Welche Maßnahmen ergreifen die Sicherheitsbehörden zur Bekämpfung rechtsmotivierter Straftaten?

Die Bekämpfung rechtsmotivierter Straf- und Gewalttaten ist ein Kernanliegen der Bundesregierung.

Im Zentrum stehen dabei eine nachhaltige Strafverfolgung, aber auch präventive Maßnahmen, wie zum Beispiel verstärkte Präsenz an Kriminalitätsschwerpunkten oder sogenannte Gefährderansprachen.

Hervorzuheben ist insbesondere das frühzeitige und konsequente Vorgehen der Sicherheitsbehörden und der Justiz gegen rechtsterroristische Strukturen und staatsgefährdende Gewalttäter.

Einen wichtigen Beitrag zur Intensivierung der Kommunikation bis hin zur Koordinierung bundesweiter Maßnahmen hierzu leistet das "Gemeinsame Extremismus- und Terrorismusabwehrzentrum-Rechts" (GETZ-R), in dem neben den Polizeibehörden und dem Verfassungsschutz des Bundes und der Länder auch der Militärische Abschirmdienst (MAD), der Bundesnachrichtendienst (BND), das Zollkriminalamt (ZKA), die Bundespolizei (BPol), der Generalbundesanwalt (GBA) und EUROPOL vertreten sind.

Nicht zu vergessen sind die zahlreichen Programme der Bundesregierung im großen Bereich der Extremismusprävention.

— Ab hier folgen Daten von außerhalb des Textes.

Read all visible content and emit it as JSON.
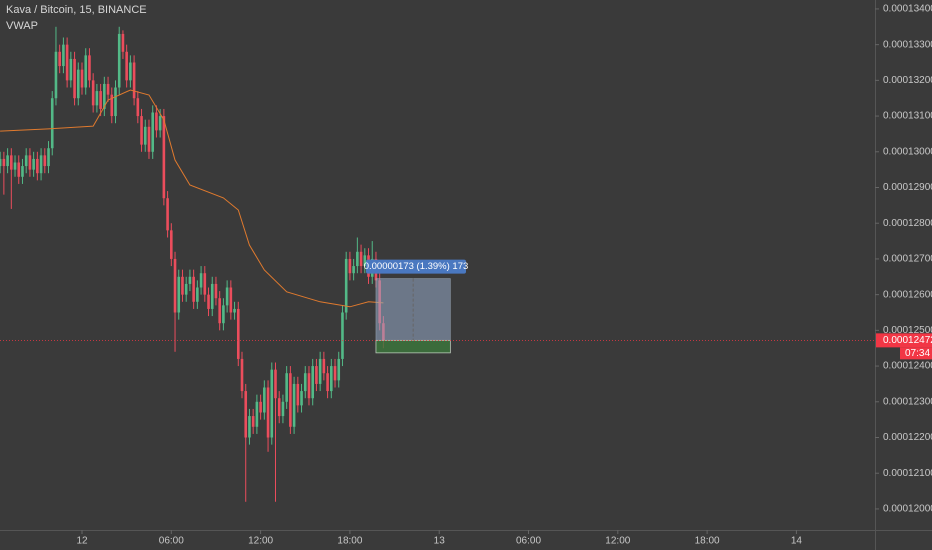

Hier sind insbesondere die Programme "Zusammenhalt durch Teilhabe" mit einem jährlichen Fördervolumen von 12 Mio. Euro und "Demokratie leben!" mit einem Fördervolumen für Bundesprogramme von 48 Mio. Euro sowie die Maßnahmen der Bundeszentrale für politische Bildung mit einem Gesamtfördervolumen von mehr als 30 Mio. Euro zu nennen.